Faith A. Bratlie – Insurance Broker

Disability

Short Term and Long Term Policy

Did you know that you’re more likely to become disabled for a period than to die?
Your most significant asset is your ability to earn money, so you need to ask yourself some questions: If I become disabled, how would I cover my living expenses? How will I be able to save for retirement? And because an overwhelming majority of disabilities are health related, can I afford the risk of being without a paycheck and possibly having increased healthcare expenses?

Short Term and Long Term Disability

Disability policies are used to help replace the income a person has lost due to an illness or accident. This can be anything from a short-term accident that only lasts 6 weeks, to a long-term illness that could last the rest of your life. The benefits are typically set up to be 60% of your gross income to account for unearned income like taxes when you’re fully functional. We at Faith Insurance Solutions help to find the highest benefits possible at the most affordable price for individuals, the self-employed, and businesses.

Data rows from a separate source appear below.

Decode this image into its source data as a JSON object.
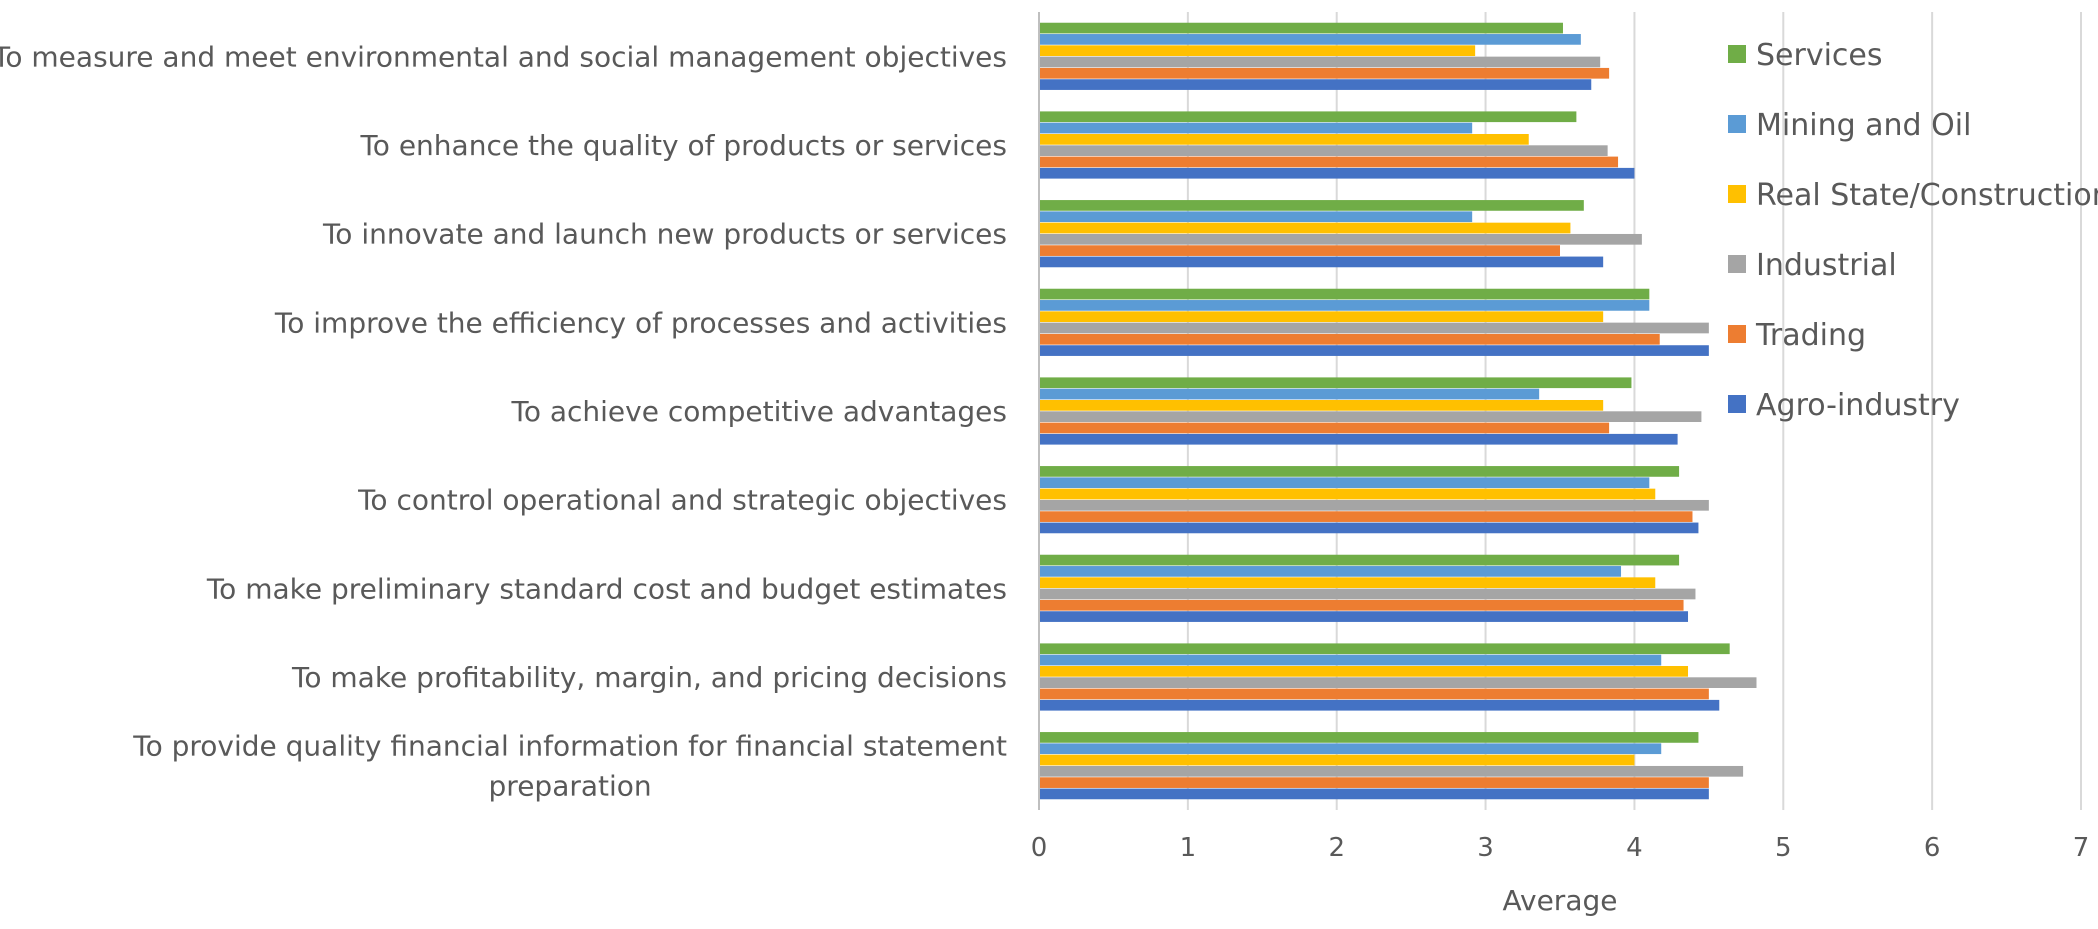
{
  "chart_data": {
    "type": "bar",
    "orientation": "horizontal",
    "title": "",
    "xlabel": "Average",
    "ylabel": "",
    "xlim": [
      0,
      7
    ],
    "x_ticks": [
      "0",
      "1",
      "2",
      "3",
      "4",
      "5",
      "6",
      "7"
    ],
    "grid": "vertical",
    "legend_position": "right",
    "categories": [
      [
        "To measure and meet environmental and social management objectives"
      ],
      [
        "To enhance the quality of products or services"
      ],
      [
        "To innovate and launch new products or services"
      ],
      [
        "To improve the efficiency of processes and activities"
      ],
      [
        "To achieve competitive advantages"
      ],
      [
        "To control operational and strategic objectives"
      ],
      [
        "To make preliminary standard cost and budget estimates"
      ],
      [
        "To make profitability, margin, and pricing decisions"
      ],
      [
        "To provide quality financial information for financial statement",
        "preparation"
      ]
    ],
    "series": [
      {
        "name": "Services",
        "color": "#70AD47",
        "values": [
          3.52,
          3.61,
          3.66,
          4.1,
          3.98,
          4.3,
          4.3,
          4.64,
          4.43
        ]
      },
      {
        "name": "Mining and Oil",
        "color": "#5B9BD5",
        "values": [
          3.64,
          2.91,
          2.91,
          4.1,
          3.36,
          4.1,
          3.91,
          4.18,
          4.18
        ]
      },
      {
        "name": "Real State/Construction",
        "color": "#FFC000",
        "values": [
          2.93,
          3.29,
          3.57,
          3.79,
          3.79,
          4.14,
          4.14,
          4.36,
          4.0
        ]
      },
      {
        "name": "Industrial",
        "color": "#A5A5A5",
        "values": [
          3.77,
          3.82,
          4.05,
          4.5,
          4.45,
          4.5,
          4.41,
          4.82,
          4.73
        ]
      },
      {
        "name": "Trading",
        "color": "#ED7D31",
        "values": [
          3.83,
          3.89,
          3.5,
          4.17,
          3.83,
          4.39,
          4.33,
          4.5,
          4.5
        ]
      },
      {
        "name": "Agro-industry",
        "color": "#4472C4",
        "values": [
          3.71,
          4.0,
          3.79,
          4.5,
          4.29,
          4.43,
          4.36,
          4.57,
          4.5
        ]
      }
    ]
  }
}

Protecting your income by purchasing disability insurance is a fundamental risk management strategy for all wage earners whose income is required to maintain their lifestyles. The two primary types of disability insurance include

Short- term:

Coverage will provide income replacement protection, usually after one week of disability, and will pay for up to six months.

Long-term:

This type of disability insurance kicks in generally at the six-month mark and continues until age 67

If you have disability insurance through your employer, you probably have only long-term disability coverage, and typically the coverage ranges between 60% and 70% of your current gross salary.

If you’re struggling to get ahead on 100% of your salary, how do you think your finances will work on 60% to 70% of what you’re currently making?